A couple of months ago, I picked up the then-current May issue after a couple of weeks of ignoring it, and began to read an article which had escaped my notice the first time around. The article contended that online auction venue ebay is "the most potent force" in do-it-yourself science. A logical claim, as the author explains how otherwise expensive and/or hard to acquire scientific equipment and chemicals can be had with a little digging on ebay. Specific examples of items and suppliers are given.
A woman in England who supplies me with samples of hafnium, for example: One day I get an e-mail saying she's found a great lump of it lying around the house. The next day I get another saying she's misplaced that one but while searching for it has come across another, even bigger lump. What a fabulous house that must be!
By that point, I was quite certain that I liked the way this person thinks. The wonder of scientific pursuits is captivating to me. Additionally, hafnium has always been one of my favorite elements-- it seemed to be largely unknown and underappreciated, despite possessing interesting and useful properties. What's this, you ask? Finding an underdog among the chemical elements? Well, yes. I finally realized on August 16th or 17th of last year that I have a misplaced sense of egalitarianism.
Anyway, I finally got around to checking who had written such entusiastic words, and it was Theodore Gray, builder of the Periodic Table Table. Ah. That certainly explained the kid-in-a-candy-store attitude toward elements. I then discovered that he has a regular column in Popular Science, entitled "Gray Matter." And to think I had read a few of the previous monthly columns without realizing who had written them... That particular month, it was about using arc melting technology (based on the common arc welder) to melt tungsten, which famously has the highest melting point of any metal. ...and is, of course, therefore one of my very favorite elements.

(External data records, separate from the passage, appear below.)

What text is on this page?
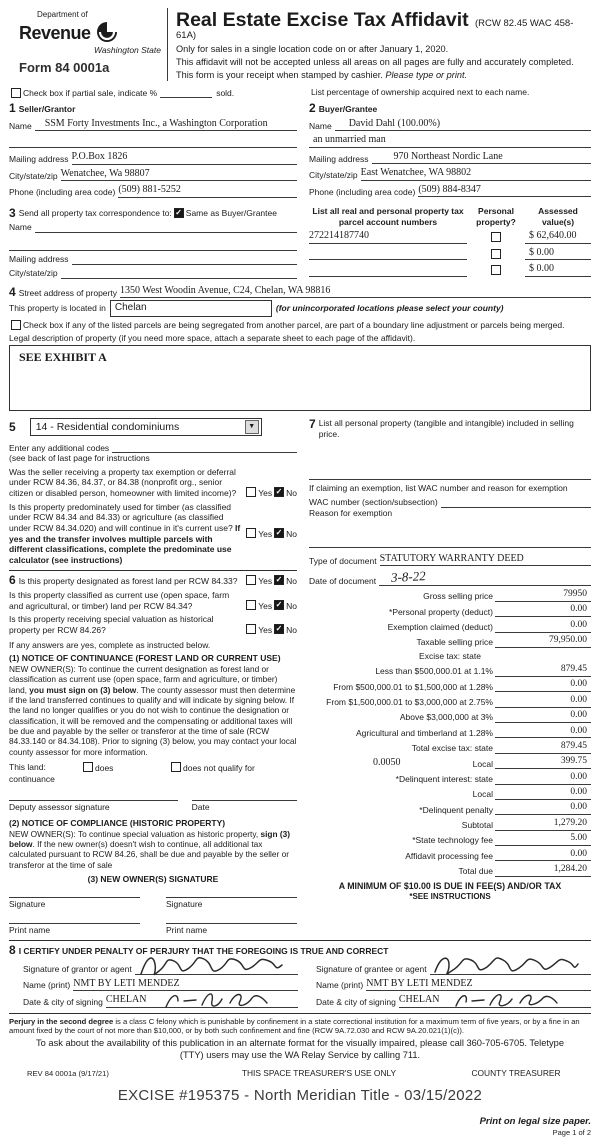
Department of
Revenue
Washington State
Form 84 0001a
Real Estate Excise Tax Affidavit (RCW 82.45 WAC 458-61A)
Only for sales in a single location code on or after January 1, 2020.
This affidavit will not be accepted unless all areas on all pages are fully and accurately completed.
This form is your receipt when stamped by cashier. Please type or print.
Check box if partial sale, indicate %	sold.	List percentage of ownership acquired next to each name.
1 Seller/Grantor
Name	SSM Forty Investments Inc., a Washington Corporation
Mailing address P.O.Box 1826
City/state/zip Wenatchee, Wa 98807
Phone (including area code) (509) 881-5252
2 Buyer/Grantee
Name	David Dahl (100.00%)
an unmarried man
Mailing address	970 Northeast Nordic Lane
City/state/zip East Wenatchee, WA 98802
Phone (including area code) (509) 884-8347
3 Send all property tax correspondence to: ✓ Same as Buyer/Grantee
Name
Mailing address
City/state/zip
List all real and personal property tax
parcel account numbers
Personal
property?
Assessed
value(s)
272214187740	$ 62,640.00
$ 0.00
$ 0.00
4 Street address of property 1350 West Woodin Avenue, C24, Chelan, WA 98816
This property is located in Chelan	(for unincorporated locations please select your county)
Check box if any of the listed parcels are being segregated from another parcel, are part of a boundary line adjustment or parcels being merged.
Legal description of property (if you need more space, attach a separate sheet to each page of the affidavit).
SEE EXHIBIT A
5 14 - Residential condominiums	▼
Enter any additional codes
(see back of last page for instructions
Was the seller receiving a property tax exemption or deferral under RCW 84.36, 84.37, or 84.38 (nonprofit org., senior citizen or disabled person, homeowner with limited income)?	Yes ✓ No
Is this property predominately used for timber (as classified under RCW 84.34 and 84.33) or agriculture (as classified under RCW 84.34.020) and will continue in it's current use? If yes and the transfer involves multiple parcels with different classifications, complete the predominate use calculator (see instructions)
Yes ✓ No
6 Is this property designated as forest land per RCW 84.33?	Yes ✓ No
Is this property classified as current use (open space, farm and agricultural, or timber) land per RCW 84.34?	Yes ✓ No
Is this property receiving special valuation as historical property per RCW 84.26?	Yes ✓ No
If any answers are yes, complete as instructed below.
(1) NOTICE OF CONTINUANCE (FOREST LAND OR CURRENT USE)
NEW OWNER(S): To continue the current designation as forest land or classification as current use (open space, farm and agriculture, or timber) land, you must sign on (3) below. The county assessor must then determine if the land transferred continues to qualify and will indicate by signing below. If the land no longer qualifies or you do not wish to continue the designation or classification, it will be removed and the compensating or additional taxes will be due and payable by the seller or transferor at the time of sale (RCW 84.33.140 or 84.34.108). Prior to signing (3) below, you may contact your local county assessor for more information.
This land:	does	does not qualify for
continuance
Deputy assessor signature	Date
(2) NOTICE OF COMPLIANCE (HISTORIC PROPERTY)
NEW OWNER(S): To continue special valuation as historic property, sign (3) below. If the new owner(s) doesn't wish to continue, all additional tax calculated pursuant to RCW 84.26, shall be due and payable by the seller or transferor at the time of sale
(3) NEW OWNER(S) SIGNATURE
Signature	Signature
Print name	Print name
7 List all personal property (tangible and intangible) included in selling price.
If claiming an exemption, list WAC number and reason for exemption
WAC number (section/subsection)
Reason for exemption
Type of document STATUTORY WARRANTY DEED
Date of document	3-8-22
Gross selling price	79950
*Personal property (deduct)	0.00
Exemption claimed (deduct)	0.00
Taxable selling price	79,950.00
Excise tax: state
Less than $500,000.01 at 1.1%	879.45
From $500,000.01 to $1,500,000 at 1.28%	0.00
From $1,500,000.01 to $3,000,000 at 2.75%	0.00
Above $3,000,000 at 3%	0.00
Agricultural and timberland at 1.28%	0.00
Total excise tax: state	879.45
0.0050	Local	399.75
*Delinquent interest: state	0.00
Local	0.00
*Delinquent penalty	0.00
Subtotal	1,279.20
*State technology fee	5.00
Affidavit processing fee	0.00
Total due	1,284.20
A MINIMUM OF $10.00 IS DUE IN FEE(S) AND/OR TAX
*SEE INSTRUCTIONS
8 I CERTIFY UNDER PENALTY OF PERJURY THAT THE FOREGOING IS TRUE AND CORRECT
Signature of grantor or agent
Name (print) NMT BY LETI MENDEZ
Date & city of signing CHELAN
Signature of grantee or agent
Name (print) NMT BY LETI MENDEZ
Date & city of signing CHELAN
Perjury in the second degree is a class C felony which is punishable by confinement in a state correctional institution for a maximum term of five years, or by a fine in an amount fixed by the court of not more than $10,000, or by both such confinement and fine (RCW 9A.72.030 and RCW 9A.20.021(1)(c)).
To ask about the availability of this publication in an alternate format for the visually impaired, please call 360-705-6705. Teletype
(TTY) users may use the WA Relay Service by calling 711.
REV 84 0001a (9/17/21)	THIS SPACE TREASURER'S USE ONLY	COUNTY TREASURER
EXCISE #195375 - North Meridian Title - 03/15/2022
Print on legal size paper.
Page 1 of 2
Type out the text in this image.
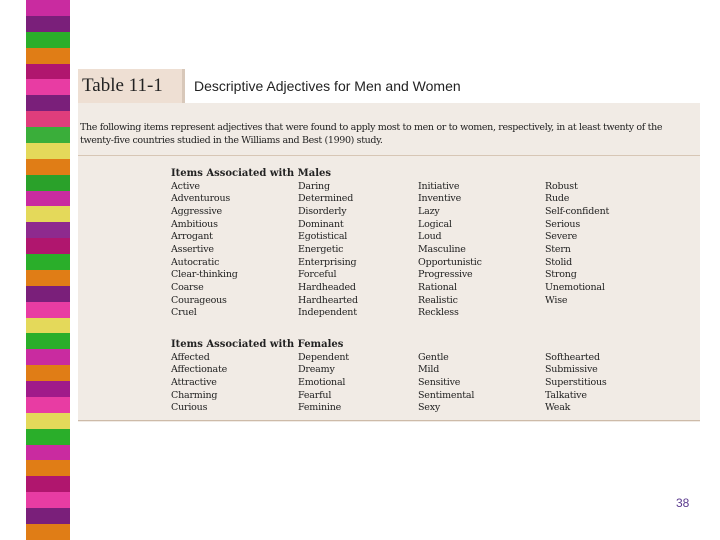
Table 11-1	Descriptive Adjectives for Men and Women
The following items represent adjectives that were found to apply most to men or to women, respectively, in at least twenty of the twenty-five countries studied in the Williams and Best (1990) study.
Items Associated with Males
Active	Daring	Initiative	Robust
Adventurous	Determined	Inventive	Rude
Aggressive	Disorderly	Lazy	Self-confident
Ambitious	Dominant	Logical	Serious
Arrogant	Egotistical	Loud	Severe
Assertive	Energetic	Masculine	Stern
Autocratic	Enterprising	Opportunistic	Stolid
Clear-thinking	Forceful	Progressive	Strong
Coarse	Hardheaded	Rational	Unemotional
Courageous	Hardhearted	Realistic	Wise
Cruel	Independent	Reckless
Items Associated with Females
Affected	Dependent	Gentle	Softhearted
Affectionate	Dreamy	Mild	Submissive
Attractive	Emotional	Sensitive	Superstitious
Charming	Fearful	Sentimental	Talkative
Curious	Feminine	Sexy	Weak
38
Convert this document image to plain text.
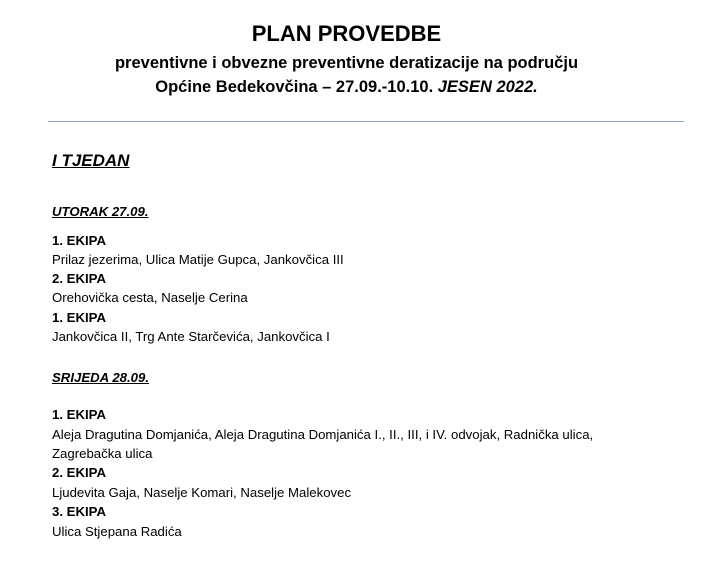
PLAN PROVEDBE
preventivne i obvezne preventivne deratizacije na području
Općine Bedekovčina – 27.09.-10.10. JESEN 2022.
I TJEDAN
UTORAK 27.09.
1. EKIPA
Prilaz jezerima, Ulica Matije Gupca, Jankovčica III
2. EKIPA
Orehovička cesta, Naselje Cerina
1. EKIPA
Jankovčica II, Trg Ante Starčevića, Jankovčica I
SRIJEDA 28.09.
1. EKIPA
Aleja Dragutina Domjanića, Aleja Dragutina Domjanića I., II., III, i IV. odvojak, Radnička ulica,
Zagrebačka ulica
2. EKIPA
Ljudevita Gaja, Naselje Komari, Naselje Malekovec
3. EKIPA
Ulica Stjepana Radića
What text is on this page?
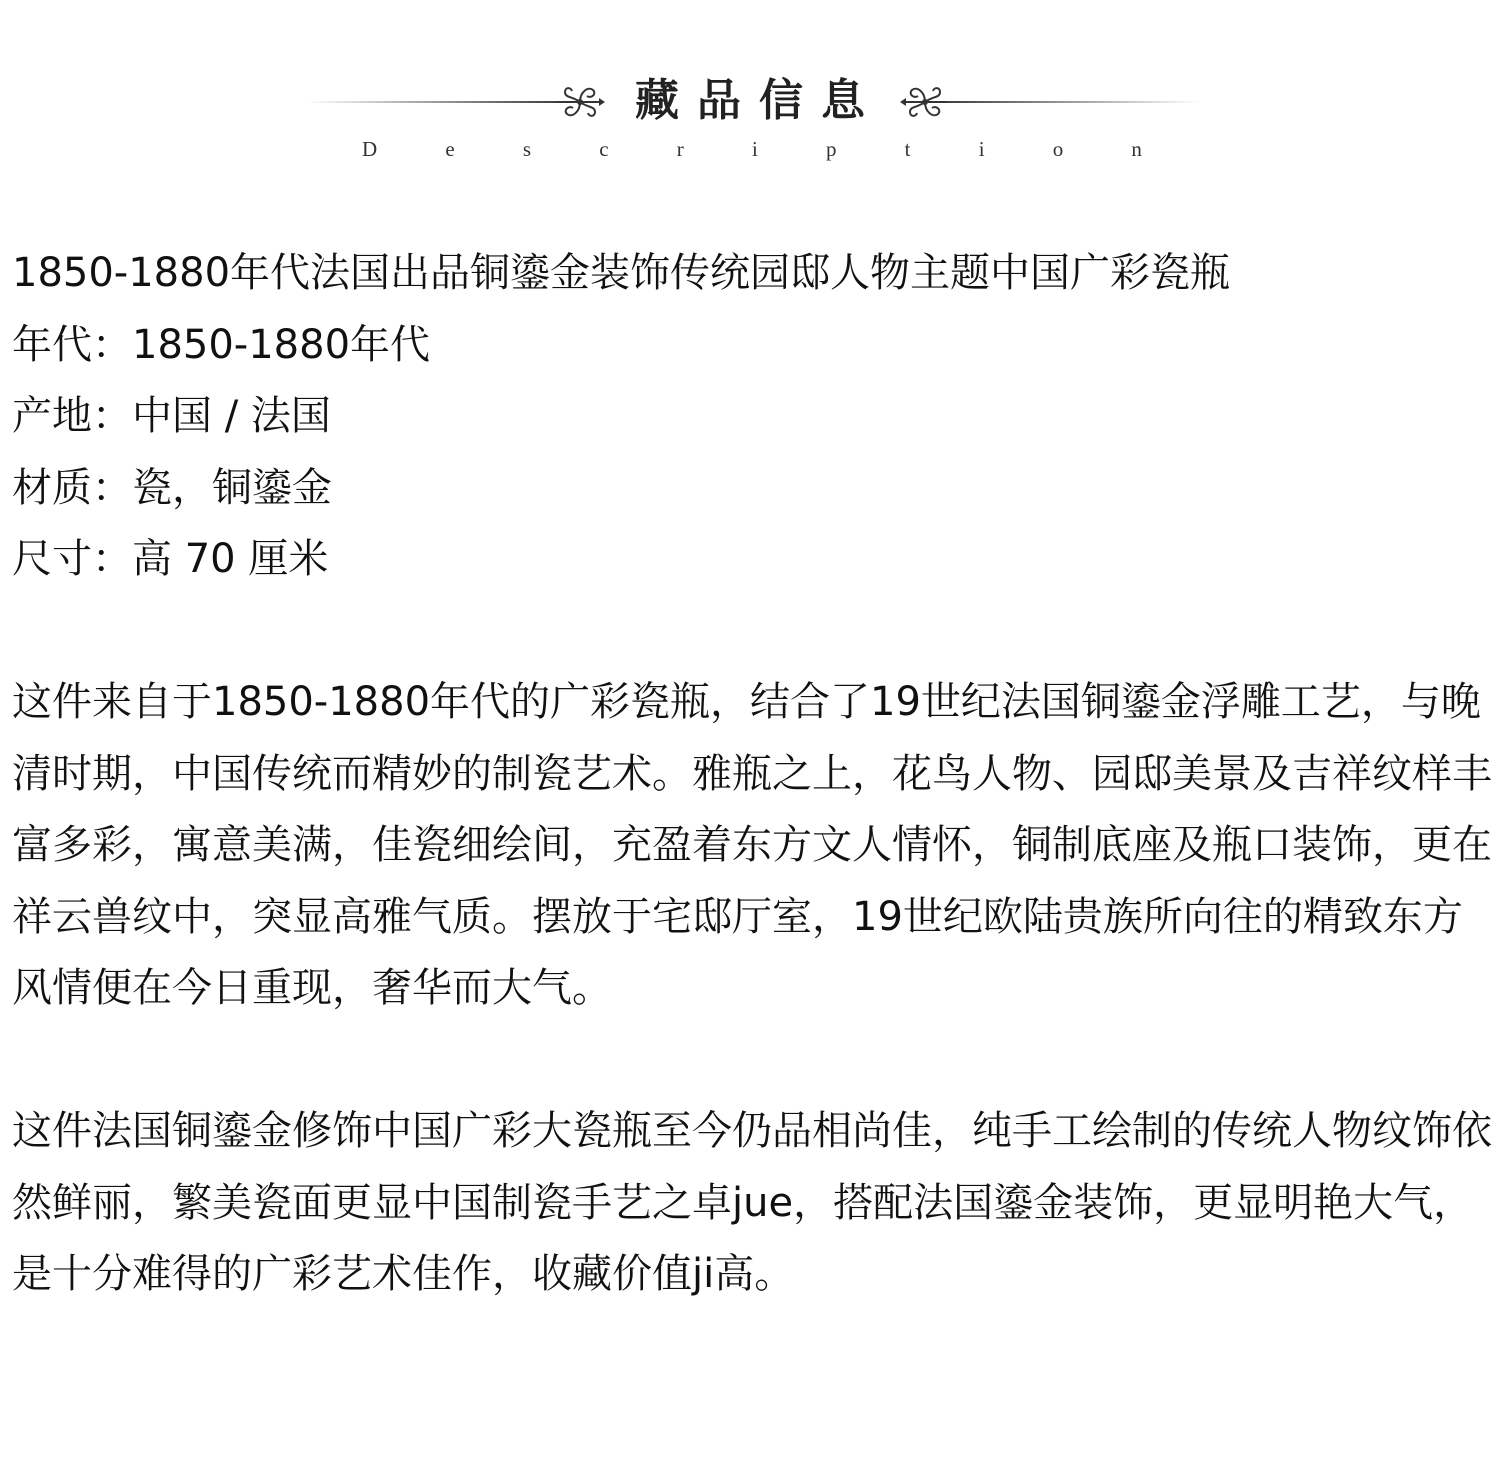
藏品信息
D	e	s	c	r	i	p	t	i	o	n
1850-1880年代法国出品铜鎏金装饰传统园邸人物主题中国广彩瓷瓶
年代：1850-1880年代
产地：中国 / 法国
材质：瓷，铜鎏金
尺寸：高 70 厘米
这件来自于1850-1880年代的广彩瓷瓶，结合了19世纪法国铜鎏金浮雕工艺，与晚清时期，中国传统而精妙的制瓷艺术。雅瓶之上，花鸟人物、园邸美景及吉祥纹样丰富多彩，寓意美满，佳瓷细绘间，充盈着东方文人情怀，铜制底座及瓶口装饰，更在祥云兽纹中，突显高雅气质。摆放于宅邸厅室，19世纪欧陆贵族所向往的精致东方风情便在今日重现，奢华而大气。
这件法国铜鎏金修饰中国广彩大瓷瓶至今仍品相尚佳，纯手工绘制的传统人物纹饰依然鲜丽，繁美瓷面更显中国制瓷手艺之卓jue，搭配法国鎏金装饰，更显明艳大气，是十分难得的广彩艺术佳作，收藏价值ji高。
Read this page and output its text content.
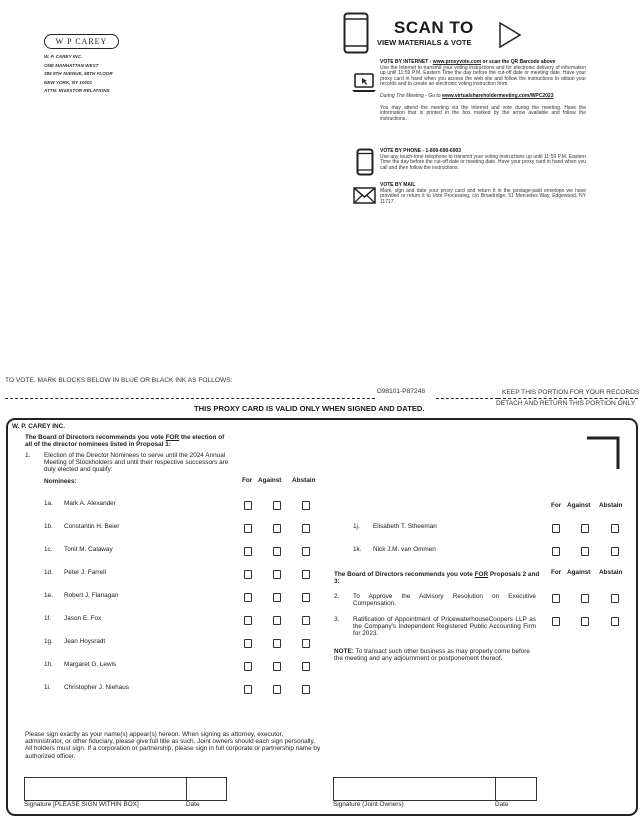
W P CAREY
W. P. CAREY INC.
ONE MANHATTAN WEST
395 9TH AVENUE, 58TH FLOOR
NEW YORK, NY 10001
ATTN: INVESTOR RELATIONS
SCAN TO
VIEW MATERIALS & VOTE
VOTE BY INTERNET - www.proxyvote.com or scan the QR Barcode above
Use the Internet to transmit your voting instructions and for electronic delivery of information up until 11:59 P.M. Eastern Time the day before the cut-off date or meeting date. Have your proxy card in hand when you access the web site and follow the instructions to obtain your records and to create an electronic voting instruction form.
During The Meeting - Go to www.virtualshareholdermeeting.com/WPC2023
You may attend the meeting via the Internet and vote during the meeting. Have the information that is printed in the box marked by the arrow available and follow the instructions.
VOTE BY PHONE - 1-800-690-6903
Use any touch-tone telephone to transmit your voting instructions up until 11:59 P.M. Eastern Time the day before the cut-off date or meeting date. Have your proxy card in hand when you call and then follow the instructions.
VOTE BY MAIL
Mark, sign and date your proxy card and return it in the postage-paid envelope we have provided or return it to Vote Processing, c/o Broadridge, 51 Mercedes Way, Edgewood, NY 11717.
TO VOTE, MARK BLOCKS BELOW IN BLUE OR BLACK INK AS FOLLOWS:
D98101-P87248	KEEP THIS PORTION FOR YOUR RECORDS
DETACH AND RETURN THIS PORTION ONLY
THIS PROXY CARD IS VALID ONLY WHEN SIGNED AND DATED.
W. P. CAREY INC.
The Board of Directors recommends you vote FOR the election of all of the director nominees listed in Proposal 1:
1. Election of the Director Nominees to serve until the 2024 Annual Meeting of Stockholders and until their respective successors are duly elected and qualify:
Nominees:	For Against Abstain
1a. Mark A. Alexander
1b. Constantin H. Beier
1c. Tonit M. Calaway
1d. Peter J. Farrell
1e. Robert J. Flanagan
1f. Jason E. Fox
1g. Jean Hoysradt
1h. Margaret G. Lewis
1i. Christopher J. Niehaus
For Against Abstain
1j. Elisabeth T. Stheeman
1k. Nick J.M. van Ommen
The Board of Directors recommends you vote FOR Proposals 2 and 3:
For Against Abstain
2. To Approve the Advisory Resolution on Executive Compensation.
3. Ratification of Appointment of PricewaterhouseCoopers LLP as the Company's Independent Registered Public Accounting Firm for 2023.
NOTE: To transact such other business as may properly come before the meeting and any adjournment or postponement thereof.
Please sign exactly as your name(s) appear(s) hereon. When signing as attorney, executor, administrator, or other fiduciary, please give full title as such. Joint owners should each sign personally. All holders must sign. If a corporation or partnership, please sign in full corporate or partnership name by authorized officer.
Signature [PLEASE SIGN WITHIN BOX]	Date	Signature (Joint Owners)	Date
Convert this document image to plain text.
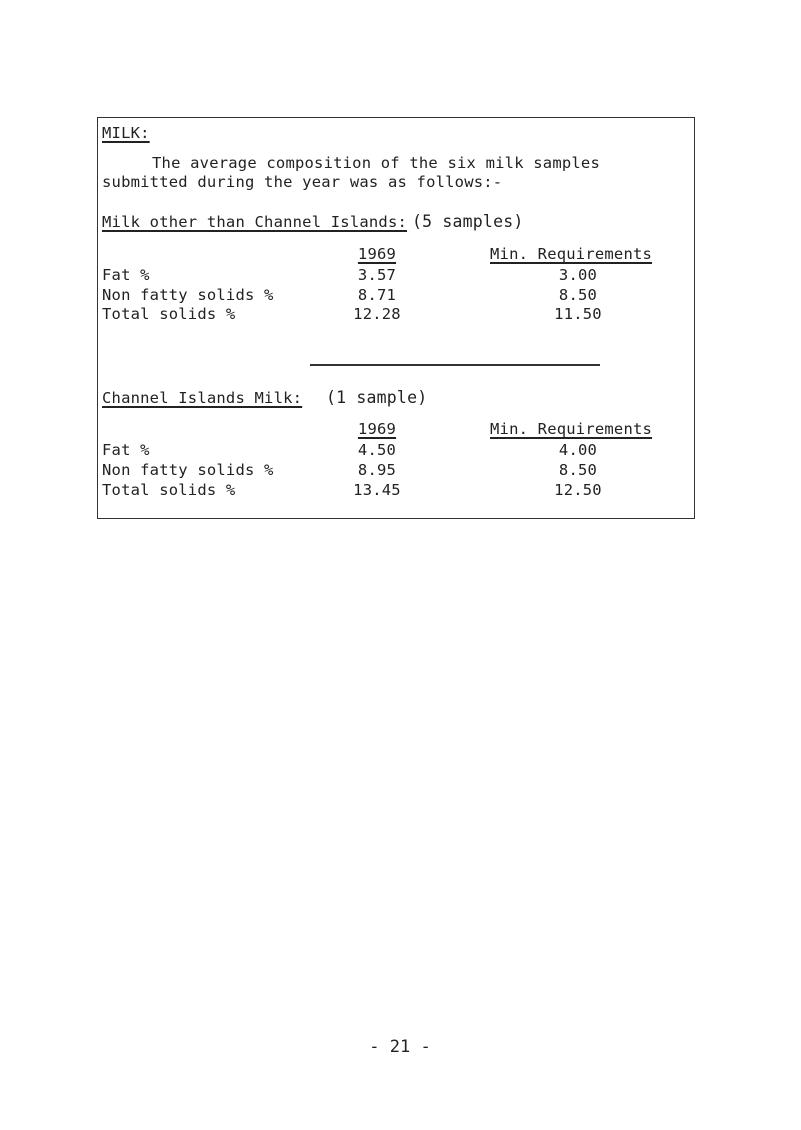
MILK:
The average composition of the six milk samples
submitted during the year was as follows:-
Milk other than Channel Islands: (5 samples)
1969	Min. Requirements
Fat %	3.57	3.00
Non fatty solids %	8.71	8.50
Total solids %	12.28	11.50
Channel Islands Milk: (1 sample)
1969	Min. Requirements
Fat %	4.50	4.00
Non fatty solids %	8.95	8.50
Total solids %	13.45	12.50
- 21 -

No, I haven't run out of overly punny titles yet.
By the way, I'm sorry about making everyone wait a week for a new posting. I could have done this earlier, of course, but my recent participation in the trucking industry has made it hard. I'm sure everyone who actually has a regular job is now crying me a river... well, anyway-- on with the show.
With the recent end of NASA's epic Galileo mission to Jupiter, the incomparable Steven Den Beste wrote a typically long and winding treatise about how great the history of unmanned space probes has been. Except for those rather famous Martian failures. He started out talking about orbital mechanics, and why Galileo was intentionally crashed into Jupiter (aside from the scientific data gained before destruction)-- but then came to mention just about every space probe program in the history of the United States, right up through the sophisticated and Saturn-bound Cassini.
Then, having left a concept of orbital mechanics insufficiently explained, Mr. Den Beste has an entire post on the slingshot effect.
I agree that unmanned probes are really neat. They have told us far more about the solar system than we can see from Earth, of course. Many questions have been answered, only to unearth new ones. Discovery, you see, is an ongoing process. Having learned, for example, that the surface of Venus is uniformly about half a billion years old, we now wonder how the heck that happened.
Indeed, Venus is an excellent justification for studying other planets. Despite being the 'closest' planet, and very similar to Earth in size, it is easily the most alien of the rocky planets. How did it get that way? Is it entirely because Venus is slightly closer to the Sun? Could Earth ever become a similar waterless wasteland, where atmospheric pressure would crush a submarine, and the very rocks are baked to a hardness that puts concrete to shame?
Of course, some people don't need to rationalize the search for knowledge. They just want to know the heretofore unknown, and that's that. These "scientists," as we call them, are insatiably curious. I should know, since I am one.